Proposition 65 Environmental Investigation:

The Story:

In a 2000 Proposition 65 case, our firm's meticulous investigation helped the plaintiff's prove damages and win their verdict.

The Case:

California's Proposition 65, "The Safe Drinking Water and Toxic Enforcement Act of 1986", regulates substances that cause cancer or birth defects or other reproductive harm. The first portion of Proposition 65 prohibits businesses from knowingly discharging listed substances into drinking water sources, or onto land where the substances can pass into drinking water sources. The second portion of Proposition 65 prohibits businesses from knowingly exposing individuals to listed substances without providing a "clear and reasonable warning". The law requires a specific wording depending upon the type of chemical involved, and, as important as the language, is the placement and size of the font required by law.

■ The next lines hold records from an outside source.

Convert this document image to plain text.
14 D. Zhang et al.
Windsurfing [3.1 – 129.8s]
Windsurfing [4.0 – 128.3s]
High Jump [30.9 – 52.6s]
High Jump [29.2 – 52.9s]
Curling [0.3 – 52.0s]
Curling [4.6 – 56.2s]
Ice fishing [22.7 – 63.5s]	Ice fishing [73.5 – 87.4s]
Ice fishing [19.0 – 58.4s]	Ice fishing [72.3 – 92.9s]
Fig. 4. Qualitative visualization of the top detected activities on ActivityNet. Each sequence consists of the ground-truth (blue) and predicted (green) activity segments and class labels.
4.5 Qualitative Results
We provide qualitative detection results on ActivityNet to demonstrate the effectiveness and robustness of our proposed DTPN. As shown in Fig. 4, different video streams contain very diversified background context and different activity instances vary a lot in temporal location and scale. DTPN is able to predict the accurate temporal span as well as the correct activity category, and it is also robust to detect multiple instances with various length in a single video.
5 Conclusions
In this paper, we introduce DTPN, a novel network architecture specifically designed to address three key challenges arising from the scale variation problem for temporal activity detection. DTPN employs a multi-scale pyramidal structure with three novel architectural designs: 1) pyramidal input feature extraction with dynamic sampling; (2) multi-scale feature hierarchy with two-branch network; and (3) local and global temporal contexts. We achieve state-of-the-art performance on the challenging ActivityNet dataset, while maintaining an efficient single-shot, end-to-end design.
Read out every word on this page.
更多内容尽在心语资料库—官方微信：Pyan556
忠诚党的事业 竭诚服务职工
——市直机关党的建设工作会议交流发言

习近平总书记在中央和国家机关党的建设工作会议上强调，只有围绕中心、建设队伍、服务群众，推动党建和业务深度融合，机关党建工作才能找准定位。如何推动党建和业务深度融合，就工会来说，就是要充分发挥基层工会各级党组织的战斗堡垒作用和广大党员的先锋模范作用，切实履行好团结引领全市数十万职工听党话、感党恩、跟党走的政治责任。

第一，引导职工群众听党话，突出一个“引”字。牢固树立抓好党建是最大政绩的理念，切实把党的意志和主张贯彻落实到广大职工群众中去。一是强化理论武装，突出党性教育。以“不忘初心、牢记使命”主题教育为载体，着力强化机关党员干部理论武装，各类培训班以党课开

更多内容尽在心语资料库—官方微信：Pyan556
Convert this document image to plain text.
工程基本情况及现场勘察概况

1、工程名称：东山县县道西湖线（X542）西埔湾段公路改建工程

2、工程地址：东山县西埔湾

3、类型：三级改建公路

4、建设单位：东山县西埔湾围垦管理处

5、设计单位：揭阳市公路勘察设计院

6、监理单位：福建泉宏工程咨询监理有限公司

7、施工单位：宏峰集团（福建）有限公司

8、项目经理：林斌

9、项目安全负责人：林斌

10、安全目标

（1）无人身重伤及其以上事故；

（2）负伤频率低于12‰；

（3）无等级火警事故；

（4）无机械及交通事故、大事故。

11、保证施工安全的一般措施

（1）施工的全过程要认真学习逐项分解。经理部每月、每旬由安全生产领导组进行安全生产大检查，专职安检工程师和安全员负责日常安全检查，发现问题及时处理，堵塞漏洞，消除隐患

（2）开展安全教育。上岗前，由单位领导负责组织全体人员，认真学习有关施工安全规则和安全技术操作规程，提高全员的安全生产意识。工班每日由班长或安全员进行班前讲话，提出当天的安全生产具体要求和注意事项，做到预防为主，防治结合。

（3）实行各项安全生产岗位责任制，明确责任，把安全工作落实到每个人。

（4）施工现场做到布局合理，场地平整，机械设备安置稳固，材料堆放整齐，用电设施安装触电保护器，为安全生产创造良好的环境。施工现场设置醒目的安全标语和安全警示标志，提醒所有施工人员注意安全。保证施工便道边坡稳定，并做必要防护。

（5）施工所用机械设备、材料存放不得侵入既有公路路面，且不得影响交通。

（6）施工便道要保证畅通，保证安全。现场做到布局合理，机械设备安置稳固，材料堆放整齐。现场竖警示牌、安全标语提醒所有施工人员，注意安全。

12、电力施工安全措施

Stuart v. Consumer Paint Products, et al., filed in San Luis Obispo County in 2000, was a case we worked on regarding the proper Proposition 65 warnings placed on cans of One-Shot Paint, a popular auto detailing paint used in auto painting because its lead content made it highly adherent. An Illinois manufacturer, Consumer Paint Factory, manufactured, labeled and shipped the paint into California for retail sales to the public. The paint sold in over 40 paint specialty shops, such as sign painting shops throughout California, from Eureka to National City. Consumer Paint Factory had been in violation of Proposition 65 for several years with unfulfilled promises of compliance with the Attorney General mandates regarding the size and placement of the warning labels on One-Shot Paint.

Because damages in Proposition 65 litigation are often awarded based upon the concept of the "daily appearance" to the public of a particular defectively labeled product, this translates into how many cans of a particular product sat on shelves for how many days from the date of receipt by the store, until the date of sale. In order to assist the plaintiff, we counted every can of paint in each of the 40 stores in which it was sold and compiled a list by product color (different chemicals) and batch dates. Our first count was done without notification to any of the stores. We engaged in a strictly visual count of the cans, with appropriate recorded verbal notations.

As a trial date was set, we returned with subpoenas and reviewed the records of each of the stores in question, adding to our growing compendium of knowledge regarding how many cans of paint had been present in California since the date of initial violation (5 years). Based on a daily appearance fine rate of $2500 per day per can, the potential penalties approached $92 million dollars.

At trial, Nic Smith testified as to the overall interviewing and information gathering protocols followed, the worksheets that were utilized, the copies of records that were made, copies of notes of interviews and the internal auditing done by Nic and three other investigators. Each of the other investigators also testified as to the individual audits they had conducted.

The plaintiff's won the verdict. The trial judge, however, substantially lowered the final award.